Apache helicopters will enhance operation capabilities of IAF as strike force: Dhanoa

Pathankot: Apache stealth attack helicopters have been part of numerous historic campaigns worldwide and the newly-inducted AH-64E helicopters, armed with cutting-edge technology, will enhance the operational capabilities of the IAF as the strike force, Air Chief Marshal B S Dhanoa said on Tuesday.

He was speaking at a ceremony held at the Pathankot Air Force station to induct eight US-made Apache helicopters into the Indian Air Force.

“Apache AH-64E attack helicopters will replace the ageing Mi-35 fleet. A total of 22 Apaches are to delivered and the first eight helicopters have been delivered on time,” he said.

The helicopters are equipped with advanced weaponry system, which includes air-to-air Stinger missiles, air-to-ground Hellfire missiles, 70 mm Hydra rockets, and one 30 mm chain gun with 1200 rounds, the IAF said.

The eight helicopters have been delivered on schedule and the last batch is to be delivered by March 2020, the IAF said, adding that these will be deployed in the western regions of the country.

“These Apaches have been modified to suit the exacting standards demanded by the IAF… Alongside the capability to shoot fire and forget anti-tank missiles, it has air-to-air missiles, rockets and other ammunition, and it also has modern electronic warfare capabilities to provide versatility to the helicopter,” Dhanoa said.

“These attack helicopters will enhance the operation capabilities of the IAF as the strike force,” the IAF chief said.

The induction of Apache helicopters is a significant step towards modernisation of the IAF fleet, he said.

The twin-engine, two-crew tandem seating helicopter has a glass cockpit and can reach a speed up to 186 knots, and has a combat radius of 300 miles, the IAF said.

All-weather helicopters, Apaches are capable of operating day and night and have a very high agility and survivability against battle damage, a senior IAF official said.

Dhanoa, in his address during the induction ceremony, described Apache as “one of the most fierce attack helicopters in the world”.

“They have been part of numerous historic campaigns worldwide…Apaches are capable of performing many missions like in heli-borne operations, suppression of enemy air defence and battlefield air strike roles,” he said.

The AH-64E Apache is one of the world’s most advanced multi-role combat helicopters, and is flown by the US Army.
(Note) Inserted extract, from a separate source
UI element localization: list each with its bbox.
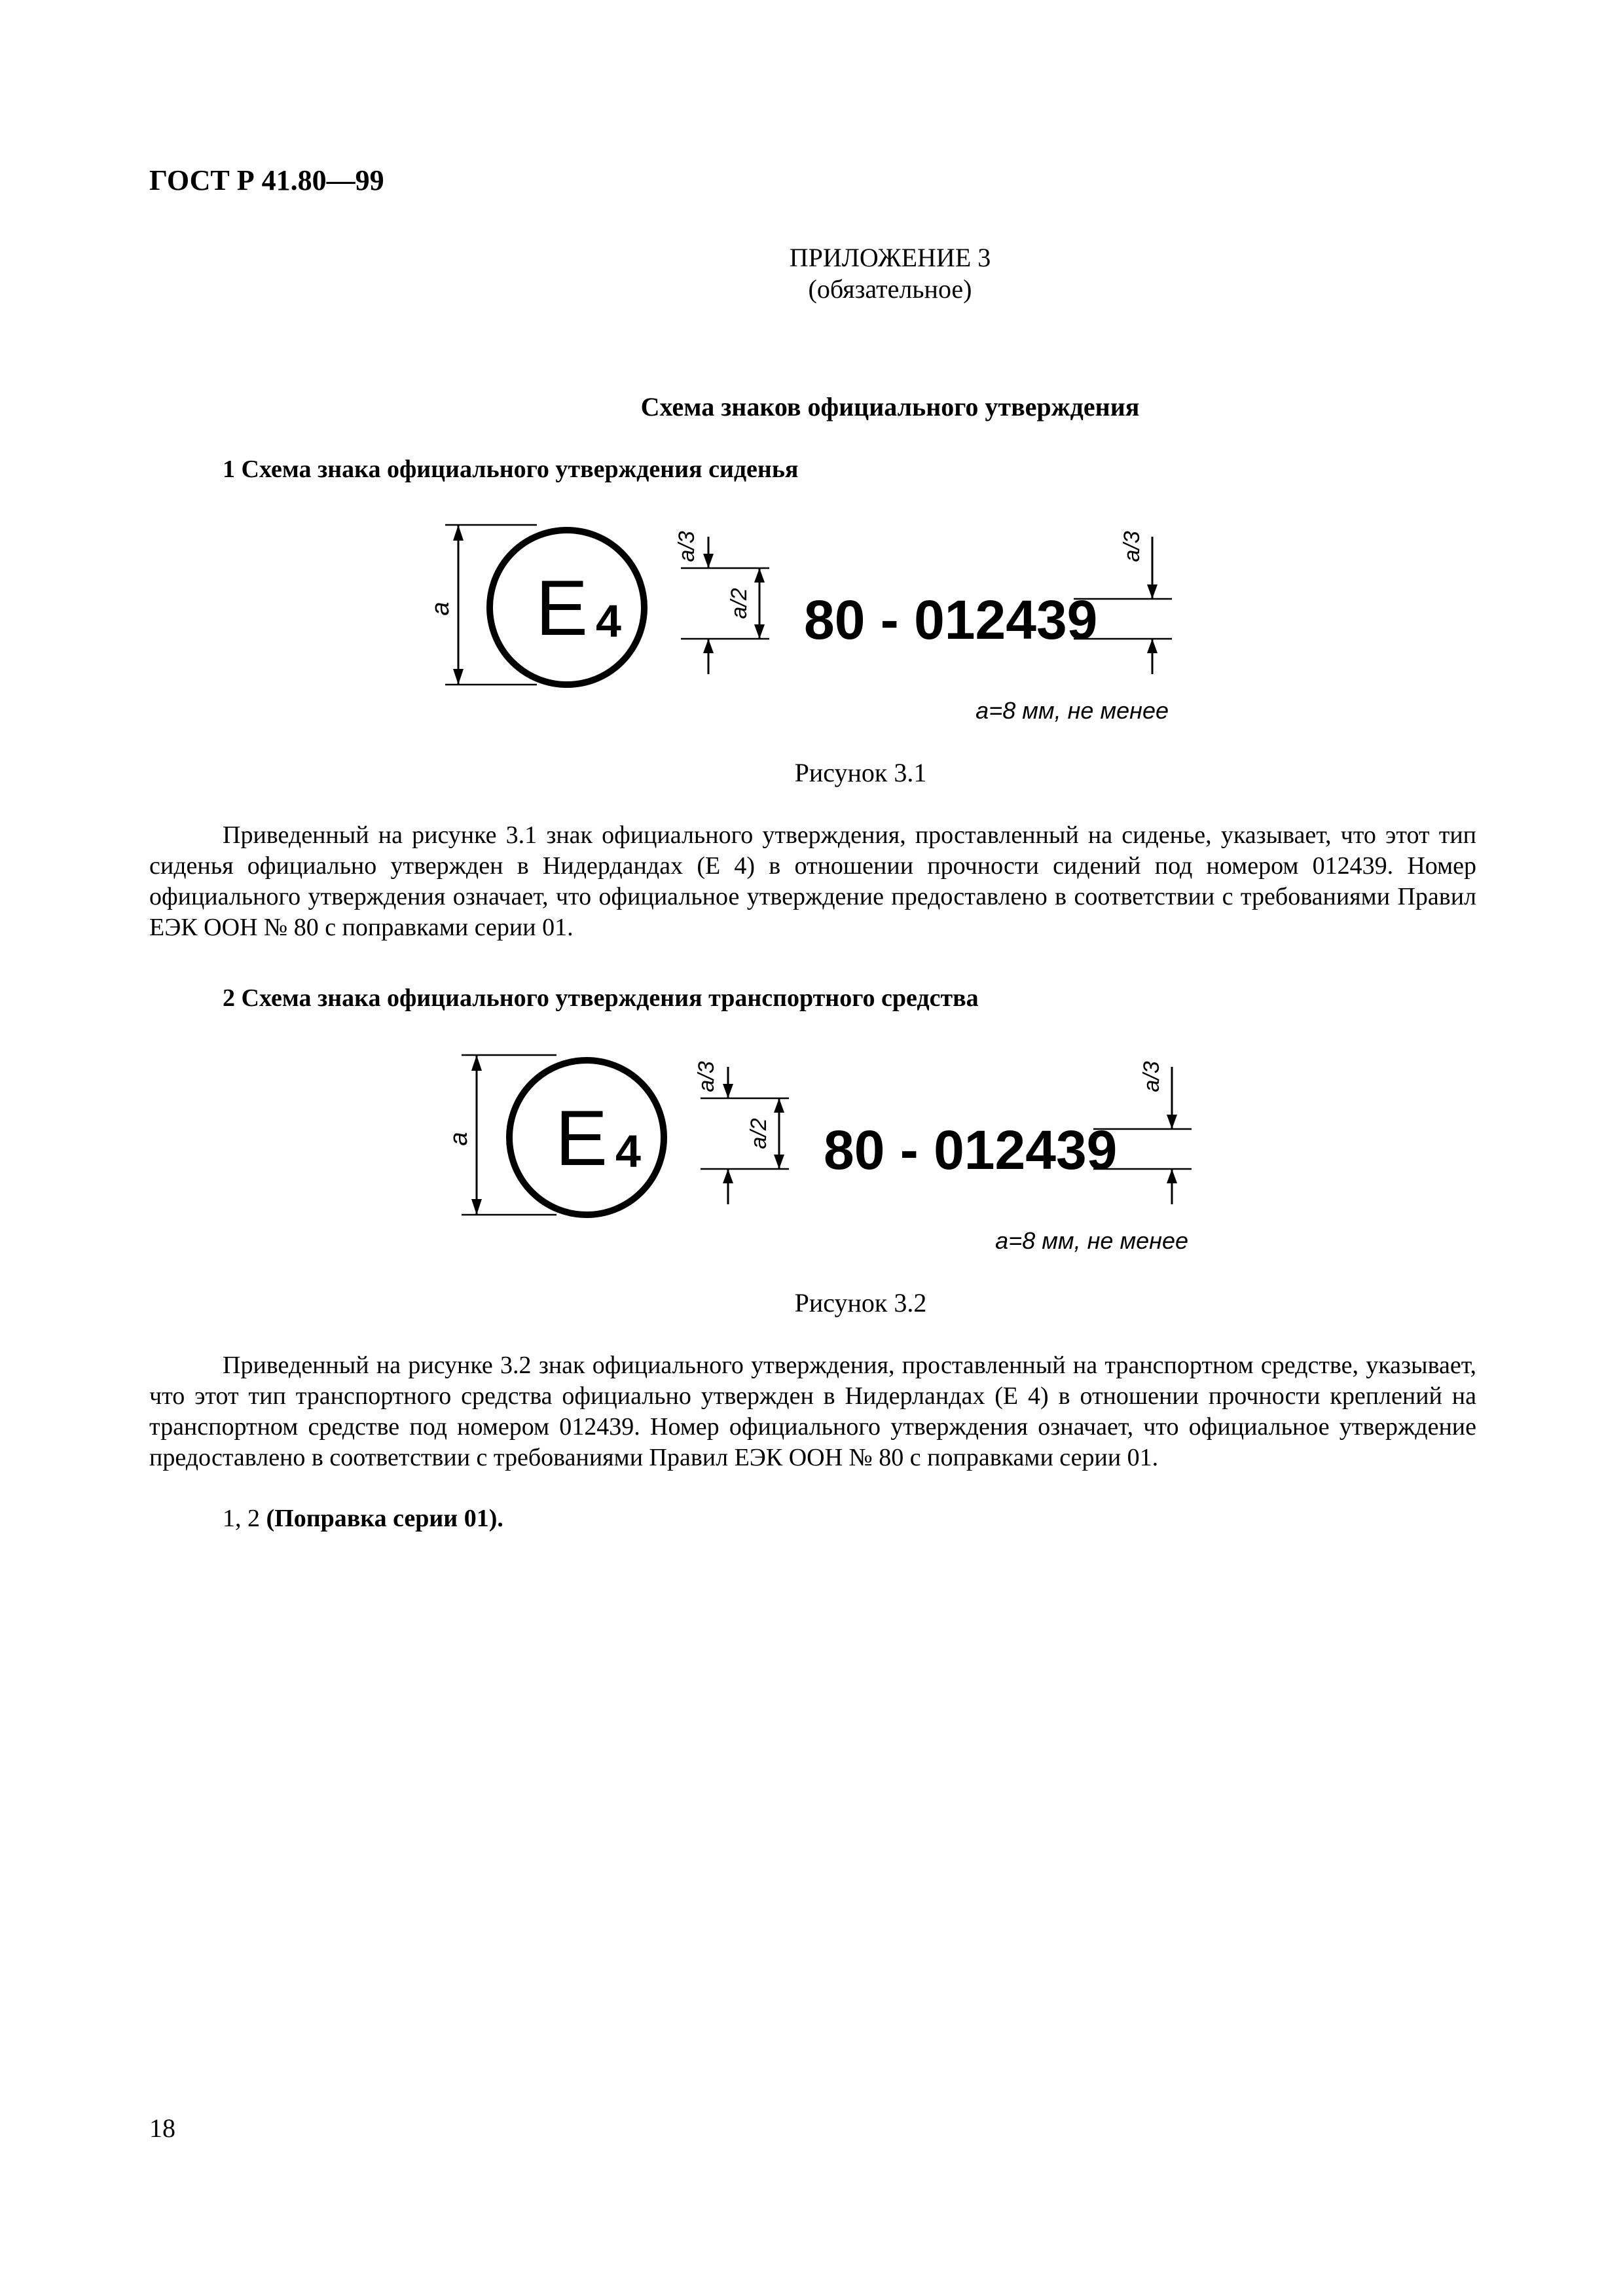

The IAF had signed a multi-billion dollar contract with the US government and Boeing Ltd in September 2015 for 22 Apache helicopters.

The eight helicopters have been delivered on schedule and the rest are expected to be delivered by 2020.

The eight Apache helicopters are part of the 125 Helicopter Squadron, known as the Gladiators and based at the Pathankot Air Force station.

In his speech, Dhanoa also charted the history of helicopters which have been in the inventory of the IAF.

“Since 1954, when IAF inducted Sikorsky S-55 as part of the newly-raised 104 helicopter unit, there has been no looking back for these rotary wings. The IAF helicopters have proved their mettle in various missions and operations worldwide,” he said.

Dhanoa said the IAF helicopter inventory varies from Cheetah, Chetak to the mighty Mi-35. Armed helicopters Mi-35 remained an attack helicopter for the IAF and they have served the IAF for over three decades in Indian missions and peacekeeping missions in Sierra Leone and Congo.

He said with the induction of Apache, the IAF has upgraded its inventory to the latest version of attack helicopters.